Published July 23. 2013 4:00AM
Goodspeed Musicals' production of "Hello, Dolly" is like the title character herself - endlessly animated and boundlessly optimistic.
Granted, this Jerry Herman-Michael Stewart confection is the ultimate feel-good musical to begin with. Every song is rousing, and the script is joke-filled.
But, still, many a "Dolly" have gone spectacularly wrong before. Goodspeed's, on the other hand, gets it right.
Director Daniel Goldstein, who helmed the 2011 Broadway revival of "Godspell," powers the production with an indefatigable energy. I love, too, the confidence Goldstein displays in letting a couple of comic moments last and last, building the humor until theatergoers are shrieking with laughter (at least on the night I saw the show). In one bit, Jeremy Morse, playing Barnaby Tucker, holds a stunned look as he finds enormous riches in what he thought was his all-but-empty wallet. In another, Dolly, wearing an oblivious poker face, noshes on food - including a long-lasting corn cob - while her cohorts wait in a courtroom for her help.
If Goldstein is The Guiding Genius here, he's got a brilliant co-conspirator in choreographer Kelli Barclay. The "Waiters' Gallop" number is so creatively designed and so phenomenally danced that the male ensemble received the kind of extended applause and hoot-filled hurrahs usually reserved for the star of a show. Not that it's surprising, considering that this number includes guys executing a cossack dance while clapping together silver trays as if they were cymbals, and men pouring champagne into bottles while moving across the stage in a chorus line.
For "Before the Parade Passes By," Barclay has dancing couples swirl and whirl on and off and around the stage; it feels like it does when a movie camera dollies dizzyingly in circles around characters.
The stagecraft is part of the fun, too. A staircase telescopes onto the Goodspeed Opera House's famously small stage to allow for the iconic "Hello, Dolly" sequence. A store's tall bookcase from one scene gets tipped onto its side in another so it can transform into a bench of train seats; actresses spin parasols to mimic locomotive wheels and lights pulsate in the background, as if sunlight were bouncing off objects as the train zooms by.
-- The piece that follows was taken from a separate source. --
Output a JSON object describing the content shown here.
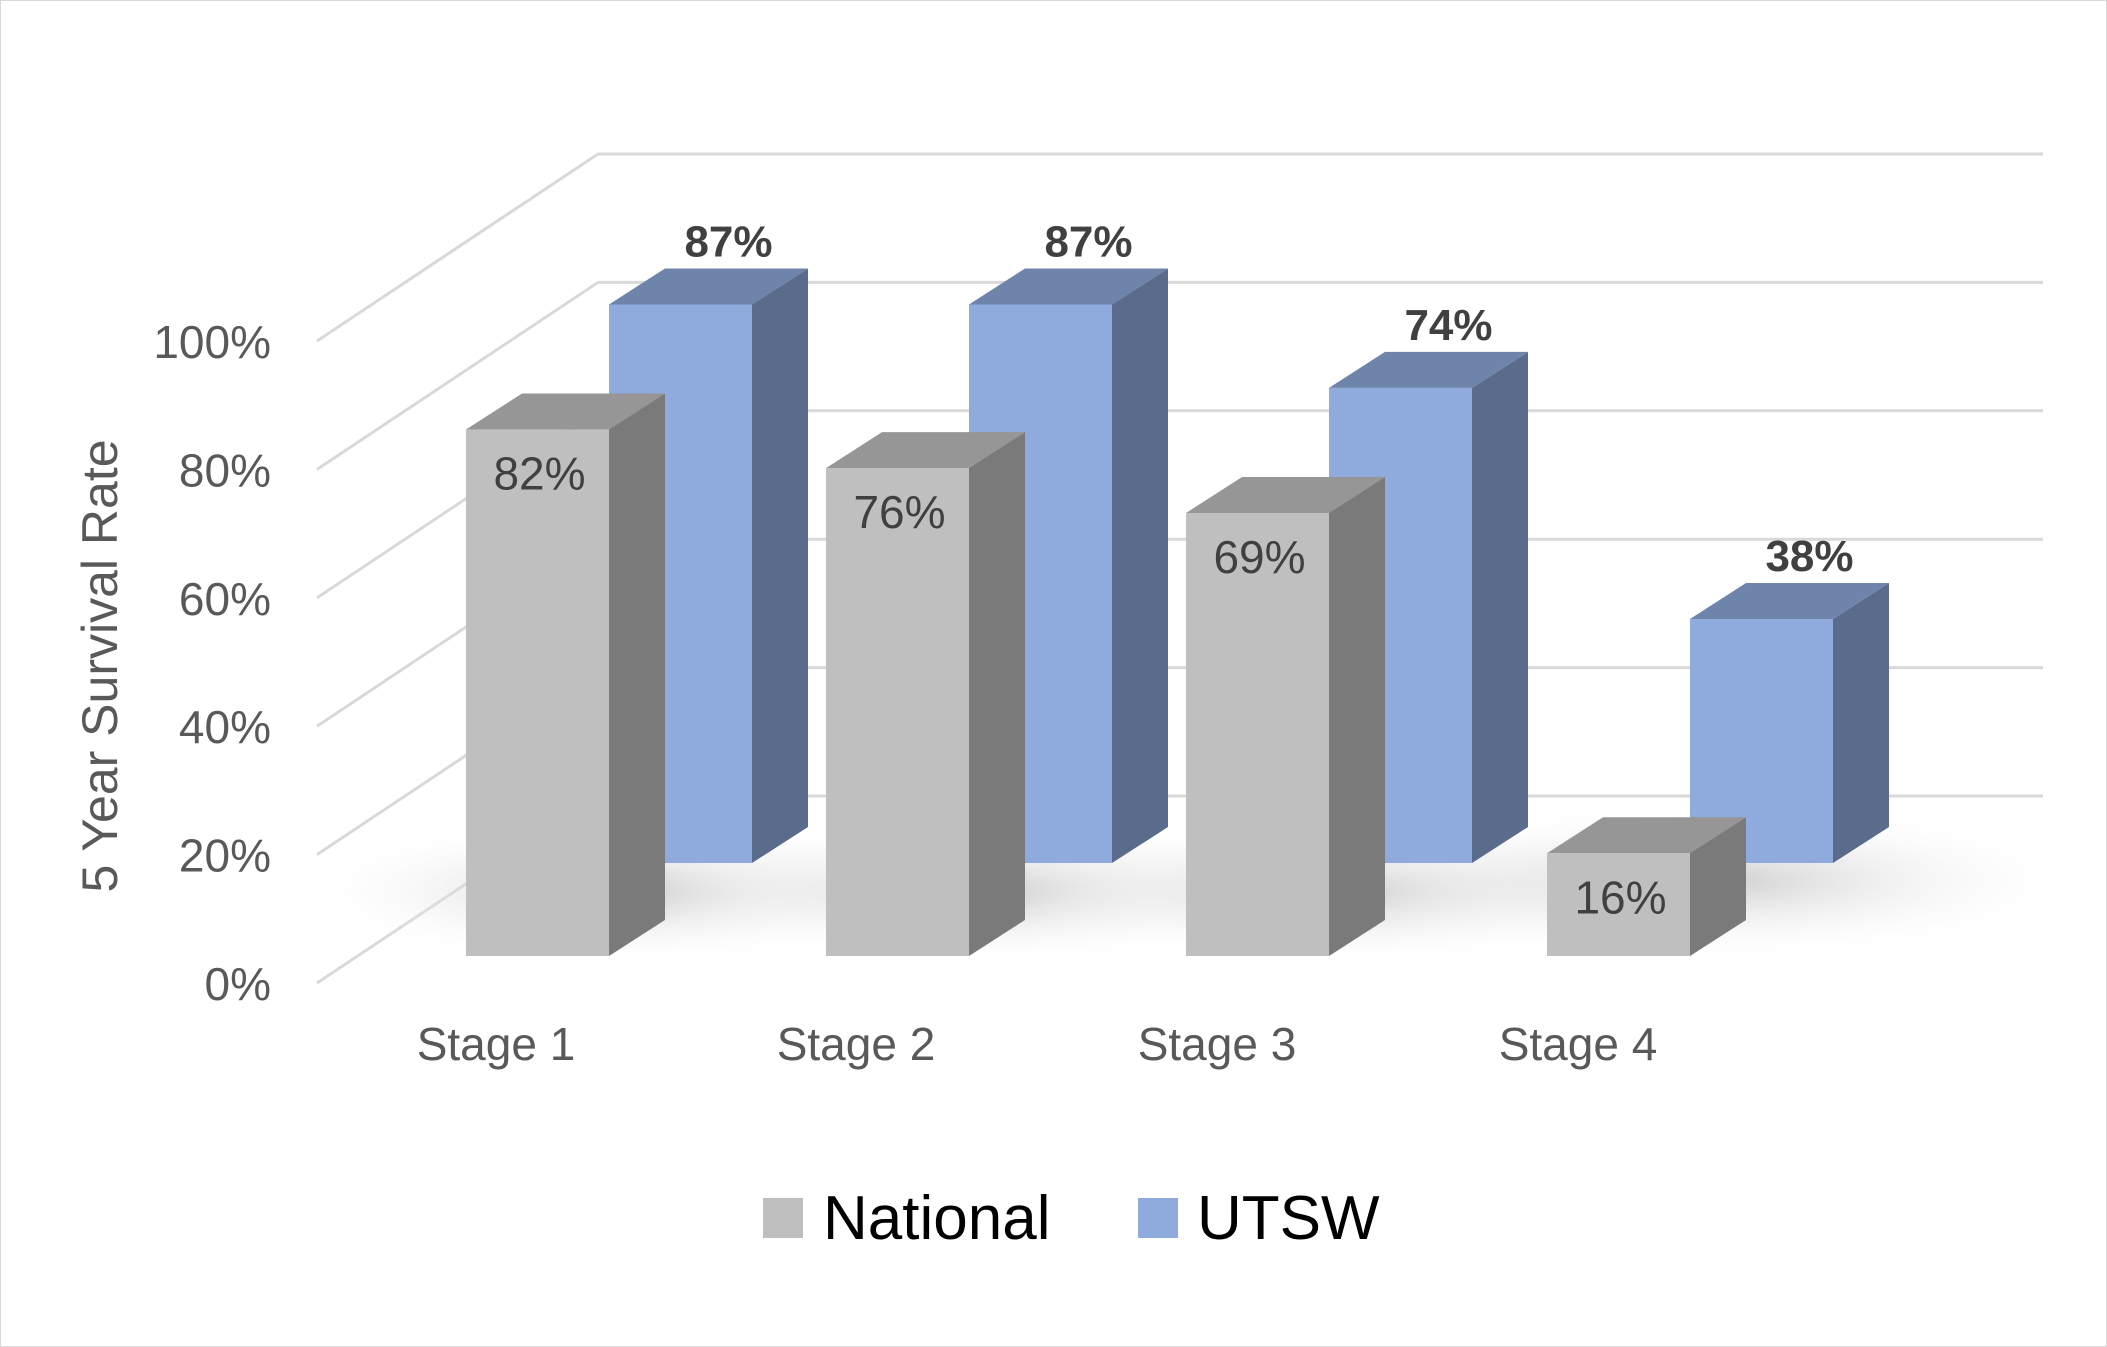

Even the opening hints of the eye candy to come. Hanging on-stage is a sepia scrim of a 19th-century New York street scene that looks almost three-dimensional. As the overture begins, a changing light turns the scrim a vivid shade of red, as the horn section leads a celebratory burst of the signature song "Hello, Dolly." Talk about setting the mood.
After all, Dolly herself is nothing if not A Big Presence. Klea Blackhurst gives Dolly a Merman-esque moxie here, and no wonder: Blackhurst is known for her Ethel Merman tribute show, "Everything the Traffic Will Allow." She trumpets her songs with who-needs-a-microphone vivacity. If her acting is a bit short on nuance, who cares? She still gets at Dolly's core; the matchmaking character is meddlesome, yes, but she glows with good will and never lets a "no" get in her way.
Someone who is constantly telling her "no" is Horace Vandergelder, the half-millionaire for whom widow Dolly has set her cap. Tony Sheldon yells and fumes and erupts as Horace. (A bit less of the yelling and a bit more ambivalent affection toward Dolly might have been prudent.)
Sheldon, who was nominated for a Tony for his role in "Priscilla Queen of the Desert" on Broadway, holds his own with the potent Blackhurst. He provides a boisterous boss to his hapless employees, the aforementioned Barnaby Tucker and Cornelius Hackl. Cornelius is played here by Spencer Moses, who looks like a cross between John Waters and Stretch Cunningham. He nicely reflects Cornelius' naivete and earnestness, although he doesn't make quite the impression that Blackhurst and Sheldon do - or that Ashley Brown, who plays Cornelius' love interest Irene Malloy, does. Brown was the original Mary Poppins in the recent Broadway musical, and you can easily see why she was cast in that role.
She possesses a kindly presence and a silvery voice, used to fine effect at Goodspeed on the dreamy "Ribbons Down My Back."
Speaking of ribbons, we have to mention the costumes designed by Wade Laboissoniere. They look rich, rich, rich. "Put Your Sunday Clothes Away" provides a procession of men in plaid suits and bowler hats, and women in yards and yards of thick, luxurious fabric. The females' hats are topped with so many quirky, unidentifiable elements, they are like millinery Rorschach tests.
Goodspeed, which is marking its 50th anniversary, has never staged "Dolly" before now. I dare say it was worth the wait.